My worst crime by far (that I am aware of) is that I have no hesitation to use a global variable if it saves me from bending over backwards to get around it. I'm doing animations, and sometimes the algorithm just comes to me a lot faster if I let a var keep a global value and be used by lots of functions between calls to my animate() function (using window.setInterval() ).


Most of these patterns come from Smalltalk (which was probably the original language of complex enterprise OO systems). I think that what made Java this kind of entrprise language is that it was reasonably similar to smalltalk so all these patterns and concepts can be reused and on the other hand it is similar to "normal" programming languages so average programmer does not have problems with it's workflow and IDE (as is the case with ST). On the other hand most uses of design patterns in Java code (eg. 90% of uses of Observer pattern, especially in cases when it is called Listener) seem to be to be compensating for fact that Java is not Smalltalk(/JavaScript/Ruby/Python/C# whatever with first class classes and methods).

JavaScript is language that is very different from anything else. Depending on how you look at it it has either unconventional semantics (majority view) or unconventional syntax (my view). It's object model is strong and often useful (you can emulate class-based inheritance with it, not the other way around), but I agree that it is to some extent afterthought (although I have strong feeling that our reasons are very different). What is probably largest problem of whole JS is the "Java" part of it's name and weird syntax deliberately designed to "look-like-Java" or "look-normal", which simply does not match underlying semantics.

Coming from C/Unix background I actually consider the IDE thing burden in itself. I expect that there are some easily editable source that is transformed by series of some steps into final program, but all changes happen only in the original input.
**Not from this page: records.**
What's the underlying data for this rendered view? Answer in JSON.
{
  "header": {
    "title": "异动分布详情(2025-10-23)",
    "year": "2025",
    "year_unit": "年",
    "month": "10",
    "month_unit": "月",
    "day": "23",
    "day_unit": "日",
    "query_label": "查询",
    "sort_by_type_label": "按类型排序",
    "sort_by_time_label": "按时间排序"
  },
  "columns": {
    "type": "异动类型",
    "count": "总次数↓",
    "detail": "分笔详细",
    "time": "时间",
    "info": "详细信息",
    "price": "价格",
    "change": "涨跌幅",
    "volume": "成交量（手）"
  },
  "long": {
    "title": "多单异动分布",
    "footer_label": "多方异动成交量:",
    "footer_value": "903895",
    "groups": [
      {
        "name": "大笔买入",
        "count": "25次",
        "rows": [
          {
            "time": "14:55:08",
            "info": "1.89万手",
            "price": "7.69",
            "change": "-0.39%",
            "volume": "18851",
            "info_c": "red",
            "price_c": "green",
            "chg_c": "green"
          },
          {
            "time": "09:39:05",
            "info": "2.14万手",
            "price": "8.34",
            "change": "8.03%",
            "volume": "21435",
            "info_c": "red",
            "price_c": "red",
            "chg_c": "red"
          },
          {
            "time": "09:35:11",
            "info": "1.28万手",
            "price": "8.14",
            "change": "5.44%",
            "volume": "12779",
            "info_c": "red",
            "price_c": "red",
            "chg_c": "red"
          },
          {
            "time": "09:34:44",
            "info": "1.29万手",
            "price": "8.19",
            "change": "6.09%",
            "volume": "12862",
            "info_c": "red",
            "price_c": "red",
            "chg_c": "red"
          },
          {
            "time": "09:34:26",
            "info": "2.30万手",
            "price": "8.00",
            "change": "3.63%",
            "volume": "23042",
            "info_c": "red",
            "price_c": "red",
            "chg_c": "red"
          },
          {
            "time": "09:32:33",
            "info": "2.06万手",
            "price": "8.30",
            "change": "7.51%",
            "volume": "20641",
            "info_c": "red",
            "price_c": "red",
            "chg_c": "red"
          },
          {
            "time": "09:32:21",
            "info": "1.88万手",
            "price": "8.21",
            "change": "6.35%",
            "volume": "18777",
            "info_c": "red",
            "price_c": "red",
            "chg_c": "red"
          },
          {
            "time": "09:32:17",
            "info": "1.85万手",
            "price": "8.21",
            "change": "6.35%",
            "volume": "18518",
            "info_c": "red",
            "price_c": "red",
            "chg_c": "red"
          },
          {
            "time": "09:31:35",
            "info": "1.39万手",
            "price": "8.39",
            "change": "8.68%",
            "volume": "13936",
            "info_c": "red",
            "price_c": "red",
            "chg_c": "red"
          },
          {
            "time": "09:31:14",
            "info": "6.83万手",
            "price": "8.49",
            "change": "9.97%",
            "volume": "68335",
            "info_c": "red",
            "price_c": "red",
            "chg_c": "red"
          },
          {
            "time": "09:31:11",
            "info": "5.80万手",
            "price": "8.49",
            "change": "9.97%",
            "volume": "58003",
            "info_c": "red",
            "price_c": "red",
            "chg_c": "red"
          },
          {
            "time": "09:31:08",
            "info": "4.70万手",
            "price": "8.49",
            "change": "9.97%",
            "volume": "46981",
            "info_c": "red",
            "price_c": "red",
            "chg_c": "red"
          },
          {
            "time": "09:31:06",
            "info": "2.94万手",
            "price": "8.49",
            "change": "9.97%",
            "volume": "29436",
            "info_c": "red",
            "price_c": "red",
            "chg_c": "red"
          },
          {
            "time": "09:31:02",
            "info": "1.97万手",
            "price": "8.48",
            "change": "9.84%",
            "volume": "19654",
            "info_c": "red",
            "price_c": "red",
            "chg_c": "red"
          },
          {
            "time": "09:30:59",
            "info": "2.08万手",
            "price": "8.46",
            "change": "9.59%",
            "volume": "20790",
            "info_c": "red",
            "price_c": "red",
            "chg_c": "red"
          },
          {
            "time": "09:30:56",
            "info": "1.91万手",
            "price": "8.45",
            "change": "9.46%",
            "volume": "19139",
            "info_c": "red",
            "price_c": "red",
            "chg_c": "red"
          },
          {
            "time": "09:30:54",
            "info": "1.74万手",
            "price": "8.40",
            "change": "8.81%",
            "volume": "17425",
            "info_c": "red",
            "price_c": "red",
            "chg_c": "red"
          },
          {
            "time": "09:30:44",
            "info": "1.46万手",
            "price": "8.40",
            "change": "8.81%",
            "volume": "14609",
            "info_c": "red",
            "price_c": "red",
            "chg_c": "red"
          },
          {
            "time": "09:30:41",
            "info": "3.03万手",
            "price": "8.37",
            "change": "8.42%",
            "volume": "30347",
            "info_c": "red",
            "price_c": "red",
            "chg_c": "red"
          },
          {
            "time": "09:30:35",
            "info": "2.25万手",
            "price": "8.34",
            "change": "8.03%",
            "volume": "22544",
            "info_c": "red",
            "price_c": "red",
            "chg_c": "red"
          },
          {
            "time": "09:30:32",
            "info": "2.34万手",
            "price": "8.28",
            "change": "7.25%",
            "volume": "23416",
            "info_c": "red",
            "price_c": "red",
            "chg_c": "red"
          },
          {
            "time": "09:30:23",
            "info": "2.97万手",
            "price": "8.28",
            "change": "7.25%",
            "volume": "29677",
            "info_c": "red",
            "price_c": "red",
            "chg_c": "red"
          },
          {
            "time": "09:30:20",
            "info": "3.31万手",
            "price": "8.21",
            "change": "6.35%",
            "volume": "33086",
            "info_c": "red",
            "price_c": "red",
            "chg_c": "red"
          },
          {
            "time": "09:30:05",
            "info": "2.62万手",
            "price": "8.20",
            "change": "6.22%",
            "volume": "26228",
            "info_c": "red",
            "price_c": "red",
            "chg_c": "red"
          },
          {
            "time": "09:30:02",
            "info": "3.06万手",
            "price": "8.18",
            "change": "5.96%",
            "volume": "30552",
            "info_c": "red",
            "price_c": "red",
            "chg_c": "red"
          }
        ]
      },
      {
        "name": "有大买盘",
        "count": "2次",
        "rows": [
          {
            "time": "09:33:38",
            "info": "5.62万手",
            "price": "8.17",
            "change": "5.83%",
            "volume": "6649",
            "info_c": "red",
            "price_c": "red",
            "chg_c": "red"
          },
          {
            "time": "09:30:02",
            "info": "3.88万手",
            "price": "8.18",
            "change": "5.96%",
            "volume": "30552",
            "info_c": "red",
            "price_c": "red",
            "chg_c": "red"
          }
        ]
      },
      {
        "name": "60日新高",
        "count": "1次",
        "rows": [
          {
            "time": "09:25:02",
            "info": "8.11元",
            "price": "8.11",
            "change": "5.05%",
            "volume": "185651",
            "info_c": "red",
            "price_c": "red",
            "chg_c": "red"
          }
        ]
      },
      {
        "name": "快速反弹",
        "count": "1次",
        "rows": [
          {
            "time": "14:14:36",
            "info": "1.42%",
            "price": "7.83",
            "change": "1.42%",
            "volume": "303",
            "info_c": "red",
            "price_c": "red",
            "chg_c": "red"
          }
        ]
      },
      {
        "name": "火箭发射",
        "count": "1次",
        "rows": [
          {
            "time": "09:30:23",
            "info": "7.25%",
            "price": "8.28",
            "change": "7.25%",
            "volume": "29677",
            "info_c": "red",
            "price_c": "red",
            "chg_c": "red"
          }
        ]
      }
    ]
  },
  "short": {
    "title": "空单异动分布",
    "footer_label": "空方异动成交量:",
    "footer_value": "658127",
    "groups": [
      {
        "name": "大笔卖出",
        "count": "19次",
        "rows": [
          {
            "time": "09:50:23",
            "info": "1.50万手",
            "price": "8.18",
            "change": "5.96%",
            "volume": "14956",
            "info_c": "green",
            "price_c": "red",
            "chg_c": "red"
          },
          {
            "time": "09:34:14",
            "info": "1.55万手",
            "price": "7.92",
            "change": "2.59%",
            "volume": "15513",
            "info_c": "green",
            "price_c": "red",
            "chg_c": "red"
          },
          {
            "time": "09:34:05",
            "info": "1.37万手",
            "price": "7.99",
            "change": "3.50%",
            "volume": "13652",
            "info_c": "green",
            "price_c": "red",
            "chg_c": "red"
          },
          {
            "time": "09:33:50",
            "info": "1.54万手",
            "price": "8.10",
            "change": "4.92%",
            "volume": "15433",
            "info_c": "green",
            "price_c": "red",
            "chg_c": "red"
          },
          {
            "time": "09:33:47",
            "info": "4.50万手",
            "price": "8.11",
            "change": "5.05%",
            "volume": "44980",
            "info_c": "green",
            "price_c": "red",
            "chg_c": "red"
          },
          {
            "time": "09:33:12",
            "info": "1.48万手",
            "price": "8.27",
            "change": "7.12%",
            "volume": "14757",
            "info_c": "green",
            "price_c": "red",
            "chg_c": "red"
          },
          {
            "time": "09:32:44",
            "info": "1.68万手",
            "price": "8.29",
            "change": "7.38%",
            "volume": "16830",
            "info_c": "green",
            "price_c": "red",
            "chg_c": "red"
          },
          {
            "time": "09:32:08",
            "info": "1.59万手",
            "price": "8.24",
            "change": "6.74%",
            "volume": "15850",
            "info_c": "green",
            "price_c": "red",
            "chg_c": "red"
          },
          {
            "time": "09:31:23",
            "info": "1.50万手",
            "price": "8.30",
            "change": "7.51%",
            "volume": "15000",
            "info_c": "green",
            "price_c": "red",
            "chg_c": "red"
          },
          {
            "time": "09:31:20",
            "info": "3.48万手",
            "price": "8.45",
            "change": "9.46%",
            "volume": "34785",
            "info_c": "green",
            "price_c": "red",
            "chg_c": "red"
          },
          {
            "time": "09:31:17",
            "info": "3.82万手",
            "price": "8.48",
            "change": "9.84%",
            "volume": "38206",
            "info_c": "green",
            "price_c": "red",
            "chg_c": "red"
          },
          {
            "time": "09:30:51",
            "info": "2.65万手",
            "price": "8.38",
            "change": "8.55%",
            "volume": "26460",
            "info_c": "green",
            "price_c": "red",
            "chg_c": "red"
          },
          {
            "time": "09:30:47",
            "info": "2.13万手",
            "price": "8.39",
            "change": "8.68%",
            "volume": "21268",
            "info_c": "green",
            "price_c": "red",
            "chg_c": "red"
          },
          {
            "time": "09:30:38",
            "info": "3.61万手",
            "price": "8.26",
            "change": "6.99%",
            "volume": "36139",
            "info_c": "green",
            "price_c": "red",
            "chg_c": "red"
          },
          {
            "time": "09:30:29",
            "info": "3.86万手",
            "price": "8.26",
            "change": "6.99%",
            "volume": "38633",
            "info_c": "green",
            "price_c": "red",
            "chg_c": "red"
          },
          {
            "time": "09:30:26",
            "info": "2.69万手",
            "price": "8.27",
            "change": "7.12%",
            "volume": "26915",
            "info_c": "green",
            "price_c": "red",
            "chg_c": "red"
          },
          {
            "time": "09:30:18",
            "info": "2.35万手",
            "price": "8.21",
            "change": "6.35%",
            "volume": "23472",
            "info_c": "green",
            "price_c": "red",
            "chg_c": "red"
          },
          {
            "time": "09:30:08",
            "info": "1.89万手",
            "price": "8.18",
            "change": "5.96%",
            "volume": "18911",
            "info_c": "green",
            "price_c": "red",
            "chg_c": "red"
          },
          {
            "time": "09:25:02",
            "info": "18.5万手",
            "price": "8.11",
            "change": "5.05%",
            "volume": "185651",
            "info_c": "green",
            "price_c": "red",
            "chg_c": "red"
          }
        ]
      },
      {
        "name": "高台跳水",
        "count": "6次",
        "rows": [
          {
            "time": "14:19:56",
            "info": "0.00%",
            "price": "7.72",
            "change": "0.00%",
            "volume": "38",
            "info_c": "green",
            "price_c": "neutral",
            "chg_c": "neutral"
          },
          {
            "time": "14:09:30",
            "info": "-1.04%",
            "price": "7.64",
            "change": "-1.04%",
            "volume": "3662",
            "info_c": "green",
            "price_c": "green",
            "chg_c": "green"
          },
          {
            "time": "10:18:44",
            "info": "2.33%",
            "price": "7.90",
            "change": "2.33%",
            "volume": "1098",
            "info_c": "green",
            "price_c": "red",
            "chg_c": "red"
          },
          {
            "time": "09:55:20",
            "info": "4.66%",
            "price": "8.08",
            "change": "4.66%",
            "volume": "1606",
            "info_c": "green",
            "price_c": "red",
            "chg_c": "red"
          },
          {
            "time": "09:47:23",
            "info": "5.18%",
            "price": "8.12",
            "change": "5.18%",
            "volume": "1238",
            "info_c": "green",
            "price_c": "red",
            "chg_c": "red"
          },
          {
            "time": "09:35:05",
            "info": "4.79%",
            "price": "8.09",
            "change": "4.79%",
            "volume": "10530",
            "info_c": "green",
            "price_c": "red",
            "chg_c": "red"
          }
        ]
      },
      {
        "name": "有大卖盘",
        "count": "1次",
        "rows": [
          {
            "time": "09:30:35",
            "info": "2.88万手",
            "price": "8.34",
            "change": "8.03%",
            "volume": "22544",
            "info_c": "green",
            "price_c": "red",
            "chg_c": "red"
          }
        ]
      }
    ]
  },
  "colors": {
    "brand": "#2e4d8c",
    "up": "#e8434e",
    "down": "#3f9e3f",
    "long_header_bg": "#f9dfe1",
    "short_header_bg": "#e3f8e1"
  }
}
Which is simply not case in Java/ST world, where you essentially need pretty complex IDE (on the side note: few years ago some Java IDE I was using for quick experiment forbade me from saving source file with syntax error with it... WTF?).


LOL- I think I had the same IDE when I was first stumbing about with Java! It was definitely a WTF moment. It became useful for code expansion, refactoring, and unit testing however. I'm now using vim to develop php and Javascript and I miss its convenience (on the other hand, I'm a lot better with sed now...). But using Firebug to find my errors is a bit slow.

What I find really cool about your comment is that you appear to have a deeper view of it all (meaning a deeper understanding of the underlying semantics), and I'm wondering how my view will change as I continue to work with it.


Interesting about objects in javascript. I have actually started feeling that prototype-based object orientation is less tacked on than its class-based cousin. The syntactical implementation is a bit strange (the 'function' keyword for objects, putting functions on the prototype object rather than the object itself), but the mechanism itself seems more generic and flexible. The implementation in Io is better I think, you should check that out before discounting prototype-based object systems outright.


Oh, I won't discount them (I'm not good enough to be a prima-donna about it), and it's nice to know that I will see how to use it to my advantage as I play with it more.